The economic problems of the US stem from two sources, financial stupidity and housing idiocy. There is some good news statistically of late, but the truth is, housing can't be the basis of an economy because it doesn't actually generate any income. Housing prices rise due to inflation not due to any economic growth. Nevertheless, construction of new homes jumped 17% in May to an annual rate of 532,000, according to the Commerce Department. That was up from the record low of 454,000 homes in April. Applications for new home permits also rose 4% to an annual rate of 518,000 units. The US has seen the bottom, but it is a long way from being healthy again.

For reasons that don't make any sense, the stock and the mortgage markets have begun to worry about inflation. These concerns will do more harm than good for the economy, as deflation remains the biggest problem. The cost of a mortgage is rising, and the value of houses continues to fall. Yet the Fed and other central banks are all atwitter over inflation that doesn't exist, and the markets are following, or perhaps leading, policy.

The fact is that rising or falling house prices have very little to do with the health of the economy. Instead, banging metal and writing code make jobs and money. The folly of creating money out of home equity loans based on a paper doubling of housing values doesn't work. At the end of the day, someone has to do something or make something that others want.

Nevertheless, the house remains the biggest investment most Americans make. There is no way to get the economy back on its feet if mortgages remain underwater. Too much has been invested wrongly in real estate that must be unwound. So the country is stuck with the current mess, and the new starts are the beginning of a turn around.

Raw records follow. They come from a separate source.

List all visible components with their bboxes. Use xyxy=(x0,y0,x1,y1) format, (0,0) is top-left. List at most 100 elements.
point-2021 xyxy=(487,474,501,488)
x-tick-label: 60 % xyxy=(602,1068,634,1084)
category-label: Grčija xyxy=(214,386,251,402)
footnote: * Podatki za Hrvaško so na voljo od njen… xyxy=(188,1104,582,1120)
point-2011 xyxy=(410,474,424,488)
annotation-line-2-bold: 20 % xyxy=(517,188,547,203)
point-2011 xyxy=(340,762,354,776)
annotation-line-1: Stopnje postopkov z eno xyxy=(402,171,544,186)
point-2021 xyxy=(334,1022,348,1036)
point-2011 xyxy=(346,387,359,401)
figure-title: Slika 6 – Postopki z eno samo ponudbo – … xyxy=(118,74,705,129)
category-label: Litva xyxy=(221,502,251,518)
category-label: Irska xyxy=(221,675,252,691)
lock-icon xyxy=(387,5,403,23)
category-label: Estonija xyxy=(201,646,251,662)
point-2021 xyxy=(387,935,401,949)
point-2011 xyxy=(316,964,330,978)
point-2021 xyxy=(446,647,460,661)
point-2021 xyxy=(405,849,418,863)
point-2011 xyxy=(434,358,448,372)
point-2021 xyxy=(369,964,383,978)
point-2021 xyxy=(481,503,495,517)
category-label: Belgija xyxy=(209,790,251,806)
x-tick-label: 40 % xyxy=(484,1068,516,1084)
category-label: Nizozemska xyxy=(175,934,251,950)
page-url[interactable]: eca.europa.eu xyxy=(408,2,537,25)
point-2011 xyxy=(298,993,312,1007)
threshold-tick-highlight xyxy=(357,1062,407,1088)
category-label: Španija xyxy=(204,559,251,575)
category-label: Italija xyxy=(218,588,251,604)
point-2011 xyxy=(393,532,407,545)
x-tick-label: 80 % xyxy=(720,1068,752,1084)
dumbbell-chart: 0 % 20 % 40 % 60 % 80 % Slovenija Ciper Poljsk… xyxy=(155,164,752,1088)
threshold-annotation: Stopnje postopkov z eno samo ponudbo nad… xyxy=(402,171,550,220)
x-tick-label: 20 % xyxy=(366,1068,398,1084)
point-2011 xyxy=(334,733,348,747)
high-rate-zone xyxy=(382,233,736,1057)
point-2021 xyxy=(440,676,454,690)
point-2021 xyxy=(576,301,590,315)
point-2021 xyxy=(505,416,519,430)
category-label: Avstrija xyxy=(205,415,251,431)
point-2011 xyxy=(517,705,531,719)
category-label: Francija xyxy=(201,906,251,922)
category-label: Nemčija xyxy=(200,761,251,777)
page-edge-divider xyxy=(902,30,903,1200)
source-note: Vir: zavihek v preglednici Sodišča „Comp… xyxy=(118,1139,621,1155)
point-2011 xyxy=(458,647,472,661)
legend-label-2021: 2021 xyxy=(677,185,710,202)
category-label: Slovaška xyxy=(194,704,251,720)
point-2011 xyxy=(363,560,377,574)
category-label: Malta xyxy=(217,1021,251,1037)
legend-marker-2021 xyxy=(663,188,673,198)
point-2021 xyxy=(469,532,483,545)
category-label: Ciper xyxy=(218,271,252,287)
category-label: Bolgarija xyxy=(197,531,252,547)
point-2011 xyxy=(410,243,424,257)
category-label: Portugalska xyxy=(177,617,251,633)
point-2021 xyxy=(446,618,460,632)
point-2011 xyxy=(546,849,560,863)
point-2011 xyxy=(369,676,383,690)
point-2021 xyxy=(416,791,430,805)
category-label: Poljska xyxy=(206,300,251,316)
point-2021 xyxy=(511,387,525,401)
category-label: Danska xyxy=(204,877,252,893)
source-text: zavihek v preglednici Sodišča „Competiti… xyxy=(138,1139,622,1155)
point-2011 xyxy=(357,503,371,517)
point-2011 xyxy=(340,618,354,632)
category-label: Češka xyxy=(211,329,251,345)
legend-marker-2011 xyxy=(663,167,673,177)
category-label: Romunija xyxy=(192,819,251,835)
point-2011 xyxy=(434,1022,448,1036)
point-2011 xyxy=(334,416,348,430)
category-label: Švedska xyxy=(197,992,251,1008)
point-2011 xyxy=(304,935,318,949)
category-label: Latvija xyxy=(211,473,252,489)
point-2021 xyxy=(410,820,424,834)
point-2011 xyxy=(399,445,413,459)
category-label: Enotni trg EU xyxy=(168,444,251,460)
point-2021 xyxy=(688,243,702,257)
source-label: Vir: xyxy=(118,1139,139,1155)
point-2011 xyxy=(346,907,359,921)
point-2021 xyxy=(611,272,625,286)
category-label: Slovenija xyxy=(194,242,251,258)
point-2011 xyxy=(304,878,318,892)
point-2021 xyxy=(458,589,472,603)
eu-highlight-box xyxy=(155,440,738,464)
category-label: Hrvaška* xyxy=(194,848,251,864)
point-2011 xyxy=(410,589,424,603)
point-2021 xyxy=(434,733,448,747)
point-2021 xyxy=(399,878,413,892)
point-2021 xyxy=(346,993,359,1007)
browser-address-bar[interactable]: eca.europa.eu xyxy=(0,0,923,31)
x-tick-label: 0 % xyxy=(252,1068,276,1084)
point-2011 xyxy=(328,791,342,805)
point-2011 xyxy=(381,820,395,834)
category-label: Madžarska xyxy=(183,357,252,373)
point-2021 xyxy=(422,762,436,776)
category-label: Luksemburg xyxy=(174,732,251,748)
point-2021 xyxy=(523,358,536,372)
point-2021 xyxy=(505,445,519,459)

The chairman of the National Association of Homebuilders, Joe Robson, has summed the situation up nicely in saying, ?The outlook for home sales has improved somewhat in recent months, due largely to implementation of the first-time home buyer tax credit and gains in housing affordability, including expiration of the tax credit at the end of November; a recent upturn in interest rates; and especially the continuing lack of credit for housing production loans." More trouble lies ahead, but the worst may be over.